Day and Sweden’s Alex Noren had fought out a stalemate during five holes of the play-off on Sunday evening and could not be separated. Play was suspended due to the darkness, an issue not helped by the final three-ball taking some six hours to complete the closing round prior to the additional holes.

The four minutes and 10 seconds that it took to hit a shot at the 18th by JB Holmes, who was in that final group, brought withering condemnation from players, pundits and the paying public alike.

By all accounts, the four-minute warning to herald a nuclear attack would’ve been marginally more popular than Holmes’s painfully slow period of pondering.

It required just 13 minutes for Day to put the tin lid on his win yesterday which gave him a first title since his The Players’ Championship victory some 20 months ago.

When Day and Noren returned to resume their stand-off and play the par-5 18th yesterday in the shoot-out, it was the Swede who blinked first.

Noren, who has won nine times on the European Tour but was seeking his maiden win on the PGA Tour, plunged an approach into the water and that was, effectively, that.

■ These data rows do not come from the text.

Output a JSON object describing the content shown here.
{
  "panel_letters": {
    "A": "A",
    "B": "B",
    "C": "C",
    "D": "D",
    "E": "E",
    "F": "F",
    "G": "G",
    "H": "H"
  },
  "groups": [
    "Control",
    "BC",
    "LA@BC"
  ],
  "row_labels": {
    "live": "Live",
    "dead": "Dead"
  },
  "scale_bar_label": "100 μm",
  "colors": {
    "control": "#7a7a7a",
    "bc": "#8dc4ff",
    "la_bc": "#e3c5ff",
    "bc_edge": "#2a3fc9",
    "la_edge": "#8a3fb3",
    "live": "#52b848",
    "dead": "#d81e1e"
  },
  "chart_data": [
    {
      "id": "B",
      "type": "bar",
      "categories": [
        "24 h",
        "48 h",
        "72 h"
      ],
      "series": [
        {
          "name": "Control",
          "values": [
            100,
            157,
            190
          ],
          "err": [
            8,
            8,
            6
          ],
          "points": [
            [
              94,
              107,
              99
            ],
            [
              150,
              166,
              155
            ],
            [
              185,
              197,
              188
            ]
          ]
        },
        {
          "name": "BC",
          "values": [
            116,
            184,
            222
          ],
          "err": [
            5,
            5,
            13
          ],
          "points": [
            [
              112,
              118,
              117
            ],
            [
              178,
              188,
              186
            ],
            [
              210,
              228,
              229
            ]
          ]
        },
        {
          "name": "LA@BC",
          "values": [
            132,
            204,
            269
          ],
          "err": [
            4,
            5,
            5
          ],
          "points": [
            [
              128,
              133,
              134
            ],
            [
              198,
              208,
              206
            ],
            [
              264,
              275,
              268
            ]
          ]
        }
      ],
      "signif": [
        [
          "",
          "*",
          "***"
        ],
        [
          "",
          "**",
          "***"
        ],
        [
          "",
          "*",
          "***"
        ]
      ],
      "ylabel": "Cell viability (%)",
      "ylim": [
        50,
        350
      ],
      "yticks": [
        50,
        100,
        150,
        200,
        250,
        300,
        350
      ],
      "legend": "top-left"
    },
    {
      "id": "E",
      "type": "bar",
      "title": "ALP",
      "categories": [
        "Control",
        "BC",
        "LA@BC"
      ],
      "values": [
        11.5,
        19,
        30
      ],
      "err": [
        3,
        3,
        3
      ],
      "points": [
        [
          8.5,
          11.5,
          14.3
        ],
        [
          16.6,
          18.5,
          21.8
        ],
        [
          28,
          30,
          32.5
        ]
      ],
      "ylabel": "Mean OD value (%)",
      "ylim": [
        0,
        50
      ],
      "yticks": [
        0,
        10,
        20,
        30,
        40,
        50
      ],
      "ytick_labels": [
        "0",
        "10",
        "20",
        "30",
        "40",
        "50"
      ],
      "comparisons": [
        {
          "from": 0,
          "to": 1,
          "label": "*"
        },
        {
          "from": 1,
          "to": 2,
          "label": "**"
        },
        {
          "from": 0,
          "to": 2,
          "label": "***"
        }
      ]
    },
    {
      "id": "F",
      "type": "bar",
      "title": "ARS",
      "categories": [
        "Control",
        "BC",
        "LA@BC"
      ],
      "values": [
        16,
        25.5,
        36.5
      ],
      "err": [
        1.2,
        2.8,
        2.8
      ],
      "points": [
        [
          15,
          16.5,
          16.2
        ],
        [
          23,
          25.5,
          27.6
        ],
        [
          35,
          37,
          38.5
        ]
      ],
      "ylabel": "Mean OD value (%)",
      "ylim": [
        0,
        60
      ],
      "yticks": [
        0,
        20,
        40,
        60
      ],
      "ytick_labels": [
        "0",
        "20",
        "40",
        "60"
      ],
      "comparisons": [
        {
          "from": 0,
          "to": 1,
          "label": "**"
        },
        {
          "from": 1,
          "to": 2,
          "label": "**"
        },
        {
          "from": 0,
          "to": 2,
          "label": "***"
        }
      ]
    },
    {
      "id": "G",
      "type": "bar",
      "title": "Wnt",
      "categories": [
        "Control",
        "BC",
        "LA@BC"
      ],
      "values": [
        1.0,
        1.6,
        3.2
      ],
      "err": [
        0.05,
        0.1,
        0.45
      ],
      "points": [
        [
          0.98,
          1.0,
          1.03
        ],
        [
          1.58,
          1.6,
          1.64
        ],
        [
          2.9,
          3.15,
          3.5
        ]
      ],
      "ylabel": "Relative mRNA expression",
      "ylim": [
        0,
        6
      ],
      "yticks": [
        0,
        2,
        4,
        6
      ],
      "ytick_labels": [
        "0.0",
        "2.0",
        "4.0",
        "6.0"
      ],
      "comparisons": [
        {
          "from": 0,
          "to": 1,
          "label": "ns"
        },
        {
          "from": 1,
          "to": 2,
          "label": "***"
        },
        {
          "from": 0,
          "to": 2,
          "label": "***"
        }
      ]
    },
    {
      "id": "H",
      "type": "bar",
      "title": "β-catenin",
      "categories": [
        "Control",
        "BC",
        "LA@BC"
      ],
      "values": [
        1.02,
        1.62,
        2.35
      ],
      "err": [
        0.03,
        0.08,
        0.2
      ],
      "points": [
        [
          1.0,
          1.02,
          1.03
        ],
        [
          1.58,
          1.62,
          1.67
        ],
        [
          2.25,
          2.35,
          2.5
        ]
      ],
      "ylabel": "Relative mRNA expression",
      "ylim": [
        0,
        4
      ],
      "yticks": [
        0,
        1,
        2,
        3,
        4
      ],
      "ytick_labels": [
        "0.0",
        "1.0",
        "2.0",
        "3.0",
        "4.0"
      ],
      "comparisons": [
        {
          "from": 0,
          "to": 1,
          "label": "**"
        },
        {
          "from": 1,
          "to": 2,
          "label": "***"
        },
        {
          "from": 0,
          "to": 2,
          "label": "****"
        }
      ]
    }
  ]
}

It was hard for Noren, who had performed admirably over four tough days even if the blinkered US commentators had virtually no idea who he was.

The previous night, he had to twiddle his thumbs and mull things over for an eternity as playing partner Holmes embarked on his four minute faff as affairs trudged on at a torturous rate.

Noren, needing a birdie to win, was left to stew over his own approach from some 230 yards amid Holmes’s act of self-indulgent indecision.

For Day, this long overdue win ended a largely forgettable few months. Injuries have not helped the former world No 1’s progress while the personal anguish brought on by his mother’s battle with cancer and his wife’s miscarriage has weighed heavily.

“I know last year wasn’t the best year for me,” said Day, who has jumped back into the world’s top-10 after the 11th PGA Tour win of his career.

“I had some stuff off the course that was a little distracting. But I worked hard in the off-season to get back into this position.

“My goal was always to get back to being the world No 1 and this is a good start in the right direction.”